Mr Francis's shop will be taken over by a new owner later this month.

The court heard that at the time Taylor was on licence from a seven-year sentence imposed in 1997 for four armed robberies.

Judge Alasdair Darroch ordered that Taylor should be recalled to serve a further 18 months of that sentence, to run consecutively to the five-year sentence.

He also imposed a five-year extended sentence, which means that if Taylor offends within the next 10 years he can be recalled to prison.

Judge Darroch told Taylor: "You made a sustained threat to a man and woman in the robbery attempt and I have to consider the impact statements."

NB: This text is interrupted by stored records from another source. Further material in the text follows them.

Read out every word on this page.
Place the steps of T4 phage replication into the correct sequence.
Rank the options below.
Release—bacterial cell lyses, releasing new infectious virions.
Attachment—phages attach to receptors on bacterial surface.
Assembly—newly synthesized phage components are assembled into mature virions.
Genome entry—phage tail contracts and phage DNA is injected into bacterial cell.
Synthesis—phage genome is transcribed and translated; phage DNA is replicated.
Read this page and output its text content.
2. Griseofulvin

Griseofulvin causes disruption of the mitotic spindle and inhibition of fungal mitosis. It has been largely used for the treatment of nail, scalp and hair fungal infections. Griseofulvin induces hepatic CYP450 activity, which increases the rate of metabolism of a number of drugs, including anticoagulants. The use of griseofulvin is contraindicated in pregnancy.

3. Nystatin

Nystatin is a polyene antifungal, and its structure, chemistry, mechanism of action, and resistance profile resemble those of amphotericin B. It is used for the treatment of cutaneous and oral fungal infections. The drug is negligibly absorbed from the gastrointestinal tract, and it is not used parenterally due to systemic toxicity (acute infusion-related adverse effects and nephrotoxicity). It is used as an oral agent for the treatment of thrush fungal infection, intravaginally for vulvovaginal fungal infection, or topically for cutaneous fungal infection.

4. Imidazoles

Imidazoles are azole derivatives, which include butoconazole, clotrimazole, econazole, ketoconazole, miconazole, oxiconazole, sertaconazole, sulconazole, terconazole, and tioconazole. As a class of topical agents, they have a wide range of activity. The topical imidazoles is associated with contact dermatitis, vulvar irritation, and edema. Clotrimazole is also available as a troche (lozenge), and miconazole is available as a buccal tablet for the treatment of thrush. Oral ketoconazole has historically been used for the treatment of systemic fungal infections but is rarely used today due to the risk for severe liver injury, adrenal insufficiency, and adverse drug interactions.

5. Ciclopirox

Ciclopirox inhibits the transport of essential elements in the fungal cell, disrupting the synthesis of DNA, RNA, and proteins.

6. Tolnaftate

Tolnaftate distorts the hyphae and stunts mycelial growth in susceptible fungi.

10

Andrew Jackson, prosecuting, said the incident happened at 9.20am on October 12 last year at HBJ Jewellers in Connaught Avenue, Frinton.

Taylor walked into the shop and brandished a Bowie knife. He leant across the counter and said to Mr Francis: "Don't move. Don't press any buttons."

Taylor rolled down a balaclava he was wearing on his head and grabbed hold of Mr Francis. He placed the knife under his chin and said: "Don't move."

Taylor then put the knife against Mr Francis' rib cage and indicated to his young lady assistant, Fiona Bird, not to move.

Mr Francis pushed the knife away and threw a clock at the robber. But Taylor regained control, jumped over the counter and brandished the knife at Mr Francis "who fell to the ground fearing the worst".

Miss Bird intervened and Taylor turned his attentions to her. He grabbed her jacket and said: "You hit the button, you bitch."

Miss Bird broke free and ran from the shop and Taylor fled empty handed. Members of the public chased Taylor but he managed to escape and got into a car, which drove off and later rammed a vehicle being driven by a 70-year-old man.

Taylor was arrested nine days later after a police officer recognised him on CCTV footage.

Mr Jackson said the incident had a profound effect on Mr Francis who, since the incident, had felt very vulnerable working in the shop. He also suffered flashbacks and waking up at night.

It had also been a life-changing incident for Miss Bird. Since Mr Francis decided to retire she had lost her job. She was also under the care of her GP.

Simon Spence, mitigating, said Taylor committed the offence against a background of drug abuse and heavy drinking. "He has very little recollection of what he did that day," said Mr Spence.